Towards a transformative ministry – Part 4
What we are saying here is that the life and ministry of Jesus is not only the pattern for individual Christians, but also for the life of the Church as a whole, and especially for the life and work of Church leaders. For a successful ministry, we must, therefore, follow the pattern set by Jesus.
We may agree with some scholars who say it is not possible for human beings to understand fully the character, life, and ministry of Jesus.
Taylor (1983: p.13) rightly notes, “but we can understand enough about Him to recognise some of the ways in which He calls His followers to imitate the example He has set.”
This shows that, to succeed in Christian ministry, we must be imitators of Christ. Just as children imitate their parents, Christians should imitate Christ.
His love for us led Him to sacrifice Himself, so that we might live. This type of love goes beyond affection to “self-sacrificing service” (cf. Eph 5:1-2)
The ministry of Jesus was devoid of selfish ambition. He showed clearly what being a ‘servant’ means. Selfish ambition can work against a successful Christian ministry. It can ruin a church, but genuine humility can build it.
Any work of the ministry done with selfish ambition cannot stand. “Let nothing be done through selfish ambition or conceit, but in lowliness of mind, let each esteem others better than himself” (Phil 2:3).

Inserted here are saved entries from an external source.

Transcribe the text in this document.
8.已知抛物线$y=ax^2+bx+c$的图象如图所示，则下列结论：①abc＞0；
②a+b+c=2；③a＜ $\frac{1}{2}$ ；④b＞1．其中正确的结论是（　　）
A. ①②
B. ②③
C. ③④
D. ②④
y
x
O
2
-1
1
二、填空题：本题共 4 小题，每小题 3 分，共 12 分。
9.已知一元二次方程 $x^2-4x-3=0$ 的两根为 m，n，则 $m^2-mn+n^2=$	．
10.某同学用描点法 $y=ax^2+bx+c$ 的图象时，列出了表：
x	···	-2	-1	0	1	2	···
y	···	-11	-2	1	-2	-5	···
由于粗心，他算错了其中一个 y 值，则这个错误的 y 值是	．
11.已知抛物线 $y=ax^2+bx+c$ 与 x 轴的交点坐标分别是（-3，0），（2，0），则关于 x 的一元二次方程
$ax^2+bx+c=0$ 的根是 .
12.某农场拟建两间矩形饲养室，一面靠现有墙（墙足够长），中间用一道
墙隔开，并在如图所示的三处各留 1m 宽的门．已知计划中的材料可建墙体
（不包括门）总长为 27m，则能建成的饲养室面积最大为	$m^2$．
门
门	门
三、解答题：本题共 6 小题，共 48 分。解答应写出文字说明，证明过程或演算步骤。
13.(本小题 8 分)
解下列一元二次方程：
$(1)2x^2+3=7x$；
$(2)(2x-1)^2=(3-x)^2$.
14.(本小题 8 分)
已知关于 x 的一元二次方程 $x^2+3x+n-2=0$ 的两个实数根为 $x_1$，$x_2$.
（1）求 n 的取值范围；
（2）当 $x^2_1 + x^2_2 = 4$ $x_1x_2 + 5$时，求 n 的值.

Being humble involves having a true perspective about ourselves (cf. Romans 12:3. It involves treating others with respect and common courtesy. When we consider others’ interests as more important than our own, we have link with Christ. He is a true example of humility.
Jesus Christ in His ministry was humble, willing to give up His rights in order to obey God and serve people. Like Christ, the lay and ordained leaders in the church should have a servant’s attitude. This implies serving out of love for God and for others.
In Christian ministry, we should endeavour not only to be ‘the carrier’ but also ‘the bringer’ of the message. Jesus “was Himself the Message.” When we show ourselves as ‘the message’, we can positively affect the lives of others. We need to be a living expression of Christ’s attitude.
Today, with proliferation of Churches, we have false teachers who claim to be pastors. Such pastors carry forged letters of recommendation to authenticate their authority.
Like Paul, true missionaries and pastors need no such letters. “Clearly you are an epistle of Christ, ministered by us, written not with ink but by the Spirit of the living God, not on tablets of stone but on tablets of flesh, that is, of the heart” (2 Cor. 3:3). True ministry seeks new hearts and new beginnings for God’s people (cf. Jer. 31:33; Ezek 11:19; 36:26).
In a genuine ministry, no human minister can take credit for the process of conversion. Conversion is the work of the Holy Spirit.
Paul imitates Christ. He gives God the credit for all his accomplishments, while false teachers and pastors boast of their own power and prestige.
What Church leaders should know is that, no one is competent to carry out the work of the ministry in his or her own strength. Leaders need the character and special strength from God.